Thursday, January 31, 2008

The Morals of Walking Away from Your Mortgage and House

"You signed a contract Mr. Potter!"

To summarize all of the arguments I’m about to make, let me say THERE ARE NO MORAL ISSUES IN WALKING AWAY FROM YOUR MORTGAGE AND HOME.

But Mr. Blogger, these people made a promise. Doesn’t that count for anything anymore?

Excellent question. Business is the dominant life form in America. Business lays off 30 year employees because it is legal and economically good for the company. Business pollutes because it is legal and economically good for the company. Business lobbies congress for fewer regulations and less oversight because it is legal and economically good for the company. Business gives you a 0% credit card, and then raises the rate to 30% once you have a huge balance because it is legal and economically good for the company. Business had the US bankruptcy laws changed to make it harder for people to walk away from their credit card debt because it is legal and economically good for the company. In other words Business has no morals, and Business will do absolutely anything to anyone as long as it is legal and economically good for the company.

Well a funny thing happened recently. The housing market self destructed. And now tens of millions of people owe the banks more than their houses are worth, sometimes 100s of thousands of dollars more. The lenders and the borrowers agreed to the terms of their mortgage contracts. These contracts can come in a hundred different flavors, but basically they all say that the borrower has the duty to pay his mortgage, or he has to give his house to the bank. That is what the contracts say. They do not say that the borrower will go to Hell if he does not pay. They do not say that the borrower will go to jail. They say that the penalty for not paying the mortgage is the house. And therefore, if is legal and economically good for YOU, feel free to walk away from your house and let the bank have it.

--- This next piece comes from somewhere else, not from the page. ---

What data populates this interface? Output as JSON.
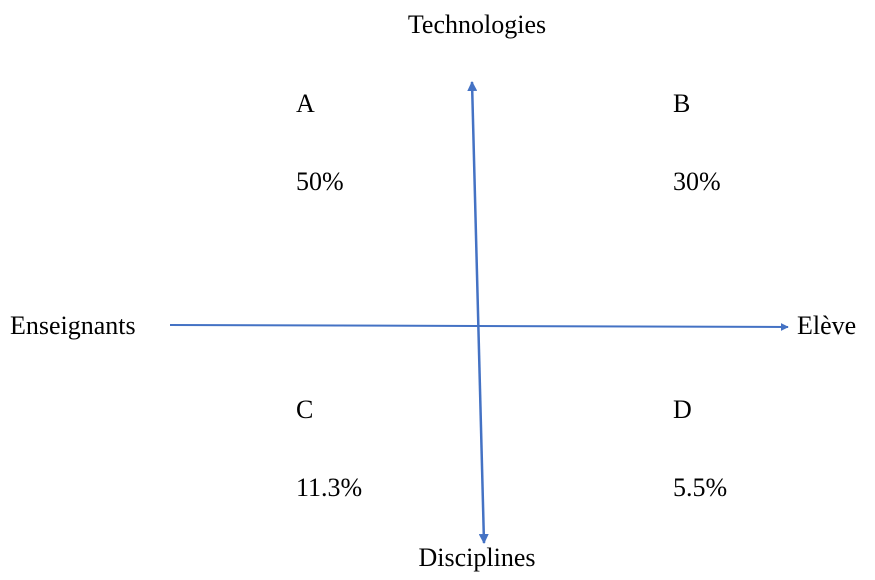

I am not saying you should try to live in the house without making payments until you are evicted. That’s not nice. But if you and your lawyer (you need a lawyer to look at all of your loan documents) agree that it is in your best interest to walk away, then do it. And don’t feel bad. The bank doesn’t feel bad when it hits you with a giant bounced check fee, or with a credit card late fee. And it doesn’t feel bad about evicting people who can’t pay their mortgages. Why doesn’t it feel bad? Because what it is doing is legal according to the contracts that everybody signed. And so is dumping your sinking house back on that very same bank.